L’engouement n’a jamais cessé au fil des années. Aujourd’hui le sportif français le plus titré est un windsurfer. Avec 25 titres de champion du monde, Antoine Albeau envisage de battre le record de vitesse à la voile, autrement dit dépasser 65,45 nœuds (121 km/h). La discipline a connu de nombreuses évolutions techniques, du profilage des planches à l’apparition du foil permettant de voler en navigation. Mais au-delà de l’activité sportive, le windsurf s’est avant tout présenté comme un art de vivre. Ne penser que par la mer, connaître le rythme des thermiques et des dépressions, les harmonies qui distinguent les risées des silences. Écouter le vent pulser, au plus vertigineux de sa respiration pour réveiller une alchimie interne. Dans son ouvrage, Virginie Troussier raconte le windsurf comme une grande aventure sensorielle. Fusionner avec les vents et les vagues du monde, sonder leurs personnalités, composer avec la peur, et mobiliser son attention, quand le corps s’engage sur la planche filant au ras de l’eau, se concentre sur la voile accueillant les rafales, avec la sensation incroyable de survoler les flots. Lorsque la planche part ? au planning », dans une propulsion intense, c’est alors la découverte de la vitesse, une extase souveraine, le début d’un abandon à l’océan et d’une addiction à vie.

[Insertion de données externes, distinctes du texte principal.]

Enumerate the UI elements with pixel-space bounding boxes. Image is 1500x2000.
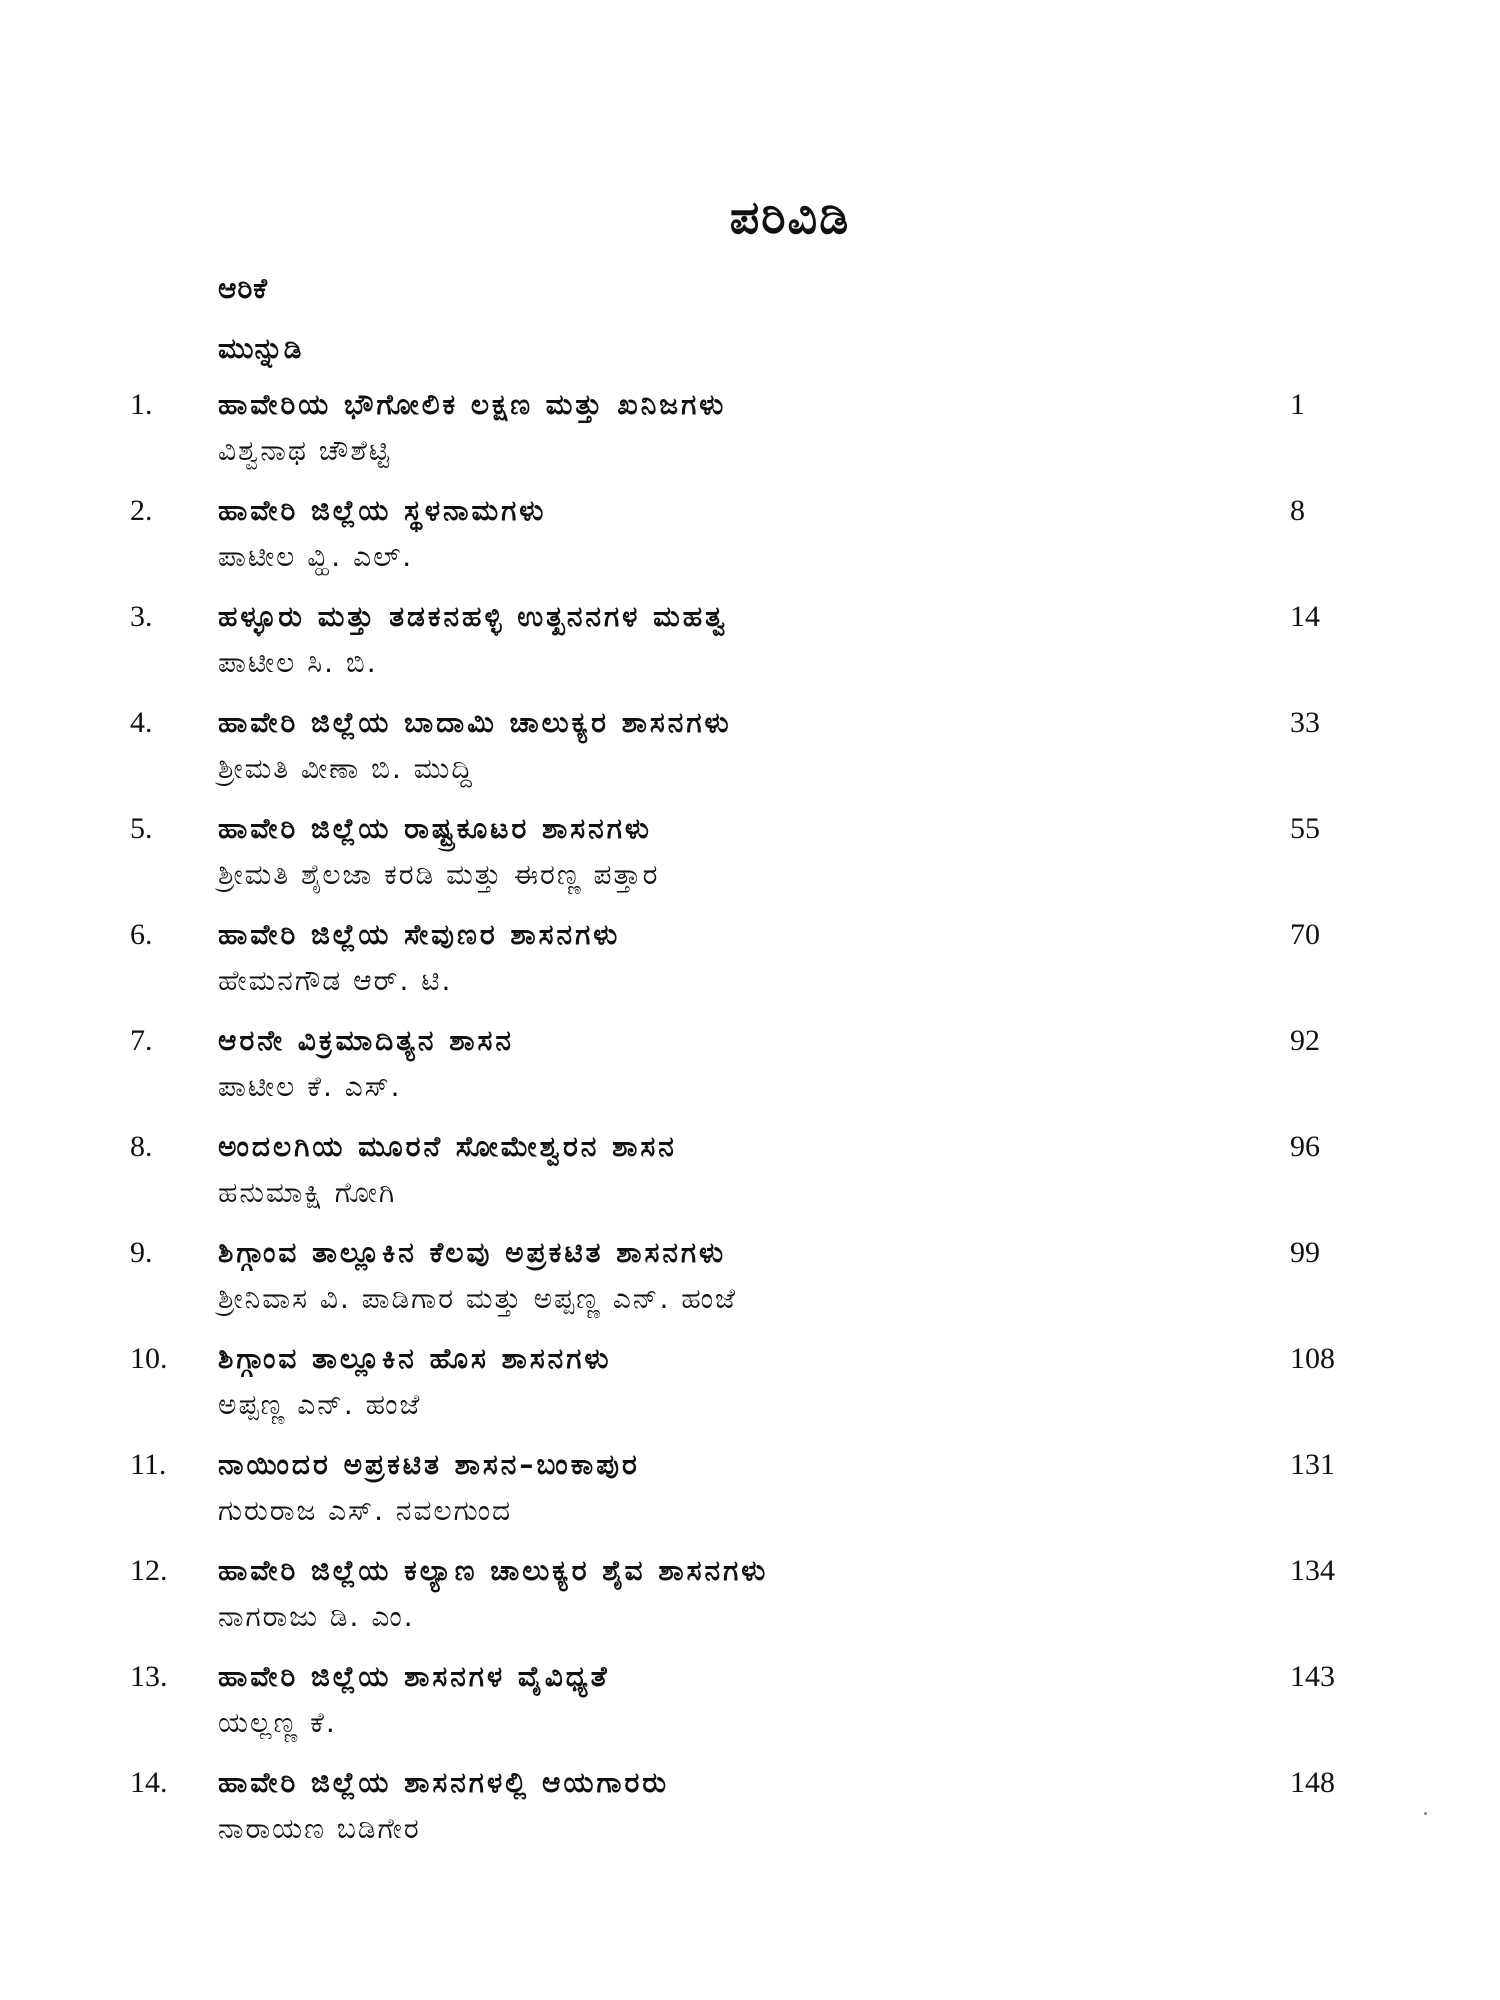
- entry-number: 8.: [130, 1130, 153, 1163]
- entry-number: 13.: [130, 1660, 168, 1693]
- entry-number: 9.: [130, 1236, 153, 1269]
- entry-page-number: 108: [1290, 1342, 1335, 1375]
- entry-number: 5.: [130, 812, 153, 845]
- entry-number: 4.: [130, 706, 153, 739]
- entry-page-number: 70: [1290, 918, 1320, 951]
- entry-number: 14.: [130, 1766, 168, 1799]
- entry-author: ಅಪ್ಪಣ್ಣ ಎನ್. ಹಂಜೆ: [218, 1388, 422, 1421]
- entry-title: ಹಾವೇರಿ ಜಿಲ್ಲೆಯ ಶಾಸನಗಳಲ್ಲಿ ಆಯಗಾರರು: [218, 1766, 670, 1799]
- entry-title: ಅಂದಲಗಿಯ ಮೂರನೆ ಸೋಮೇಶ್ವರನ ಶಾಸನ: [218, 1130, 677, 1163]
- entry-title: ಹಾವೇರಿ ಜಿಲ್ಲೆಯ ಕಲ್ಯಾಣ ಚಾಲುಕ್ಯರ ಶೈವ ಶಾಸನಗಳು: [218, 1554, 769, 1587]
- entry-page-number: 131: [1290, 1448, 1335, 1481]
- entry-author: ಗುರುರಾಜ ಎಸ್. ನವಲಗುಂದ: [218, 1494, 513, 1527]
- entry-number: 6.: [130, 918, 153, 951]
- entry-number: 3.: [130, 600, 153, 633]
- toc-entry: [0, 812, 1500, 918]
- toc-entry: [0, 600, 1500, 706]
- entry-page-number: 55: [1290, 812, 1320, 845]
- toc-entry: [0, 1554, 1500, 1660]
- entry-author: ಪಾಟೀಲ ವ್ಹಿ. ಎಲ್.: [218, 540, 414, 573]
- entry-number: 2.: [130, 494, 153, 527]
- entry-page-number: 92: [1290, 1024, 1320, 1057]
- entry-number: 11.: [130, 1448, 167, 1481]
- toc-entry: [0, 1130, 1500, 1236]
- entry-author: ಶ್ರೀಮತಿ ವೀಣಾ ಬಿ. ಮುದ್ದಿ: [218, 752, 474, 785]
- entry-number: 10.: [130, 1342, 168, 1375]
- entry-title: ಹಾವೇರಿ ಜಿಲ್ಲೆಯ ಸೇವುಣರ ಶಾಸನಗಳು: [218, 918, 621, 951]
- entry-page-number: 148: [1290, 1766, 1335, 1799]
- entry-page-number: 14: [1290, 600, 1320, 633]
- entry-title: ಶಿಗ್ಗಾಂವ ತಾಲ್ಲೂಕಿನ ಕೆಲವು ಅಪ್ರಕಟಿತ ಶಾಸನಗಳು: [218, 1236, 727, 1269]
- entry-title: ಹಾವೇರಿಯ ಭೌಗೋಲಿಕ ಲಕ್ಷಣ ಮತ್ತು ಖನಿಜಗಳು: [218, 388, 727, 421]
- toc-entry: [0, 1024, 1500, 1130]
- entry-title: ಹಾವೇರಿ ಜಿಲ್ಲೆಯ ಸ್ಥಳನಾಮಗಳು: [218, 494, 547, 527]
- toc-entry: [0, 706, 1500, 812]
- toc-entry: [0, 1766, 1500, 1872]
- entry-title: ನಾಯಿಂದರ ಅಪ್ರಕಟಿತ ಶಾಸನ–ಬಂಕಾಪುರ: [218, 1448, 640, 1481]
- entry-title: ಹಳ್ಳೂರು ಮತ್ತು ತಡಕನಹಳ್ಳಿ ಉತ್ಖನನಗಳ ಮಹತ್ವ: [218, 600, 728, 633]
- toc-entry: [0, 1342, 1500, 1448]
- entry-page-number: 8: [1290, 494, 1305, 527]
- table-of-contents: [0, 388, 1500, 1872]
- entry-title: ಹಾವೇರಿ ಜಿಲ್ಲೆಯ ರಾಷ್ಟ್ರಕೂಟರ ಶಾಸನಗಳು: [218, 812, 652, 845]
- entry-page-number: 1: [1290, 388, 1305, 421]
- toc-entry: [0, 1236, 1500, 1342]
- entry-title: ಹಾವೇರಿ ಜಿಲ್ಲೆಯ ಶಾಸನಗಳ ವೈವಿಧ್ಯತೆ: [218, 1660, 610, 1693]
- entry-author: ನಾರಾಯಣ ಬಡಿಗೇರ: [218, 1812, 421, 1845]
- entry-author: ವಿಶ್ವನಾಥ ಚೌಶೆಟ್ಟಿ: [218, 434, 392, 467]
- entry-page-number: 33: [1290, 706, 1320, 739]
- front-matter-preface: ಆರಿಕೆ: [218, 272, 268, 305]
- entry-author: ಹನುಮಾಕ್ಷಿ ಗೋಗಿ: [218, 1176, 397, 1209]
- toc-entry: [0, 1660, 1500, 1766]
- scan-speck: [1424, 1812, 1427, 1815]
- entry-title: ಶಿಗ್ಗಾಂವ ತಾಲ್ಲೂಕಿನ ಹೊಸ ಶಾಸನಗಳು: [218, 1342, 612, 1375]
- entry-page-number: 96: [1290, 1130, 1320, 1163]
- entry-number: 12.: [130, 1554, 168, 1587]
- entry-number: 1.: [130, 388, 153, 421]
- entry-author: ಪಾಟೀಲ ಸಿ. ಬಿ.: [218, 646, 378, 679]
- toc-entry: [0, 388, 1500, 494]
- page-title: ಪರಿವಿಡಿ: [729, 190, 851, 244]
- entry-page-number: 143: [1290, 1660, 1335, 1693]
- entry-author: ಹೇಮನಗೌಡ ಆರ್. ಟಿ.: [218, 964, 453, 997]
- entry-author: ಪಾಟೀಲ ಕೆ. ಎಸ್.: [218, 1070, 402, 1103]
- toc-entry: [0, 1448, 1500, 1554]
- entry-title: ಆರನೇ ವಿಕ್ರಮಾದಿತ್ಯನ ಶಾಸನ: [218, 1024, 514, 1057]
- entry-number: 7.: [130, 1024, 153, 1057]
- front-matter-foreword: ಮುನ್ನುಡಿ: [218, 332, 303, 365]
- entry-author: ಶ್ರೀಮತಿ ಶೈಲಜಾ ಕರಡಿ ಮತ್ತು ಈರಣ್ಣ ಪತ್ತಾರ: [218, 858, 660, 891]
- toc-entry: [0, 918, 1500, 1024]
- entry-title: ಹಾವೇರಿ ಜಿಲ್ಲೆಯ ಬಾದಾಮಿ ಚಾಲುಕ್ಯರ ಶಾಸನಗಳು: [218, 706, 732, 739]
- entry-author: ನಾಗರಾಜು ಡಿ. ಎಂ.: [218, 1600, 415, 1633]
- entry-author: ಶ್ರೀನಿವಾಸ ವಿ. ಪಾಡಿಗಾರ ಮತ್ತು ಅಪ್ಪಣ್ಣ ಎನ್. ಹಂಜೆ: [218, 1282, 737, 1315]
- entry-page-number: 99: [1290, 1236, 1320, 1269]
- toc-entry: [0, 494, 1500, 600]
- entry-page-number: 134: [1290, 1554, 1335, 1587]
- entry-author: ಯಲ್ಲಣ್ಣ ಕೆ.: [218, 1706, 337, 1739]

On ne résiste pas à la passion, on lui donne tout de soi. À travers les îles ventées des Canaries et du Cap-Vert, sur les côtes andalouses et bretonnes, et dans les traces des célèbres windsurfers chasseurs de tempête en Irlande, Virginie Troussier interroge sa fascination. Peut-on dédier sa vie à cette chose impalpable ? Peut-on construire sur une onde ? Peut-on habiter une brise ? En déposant son souffle dans celui du vent, l’autrice explore la beauté de l’éphémère et son désir de légèreté.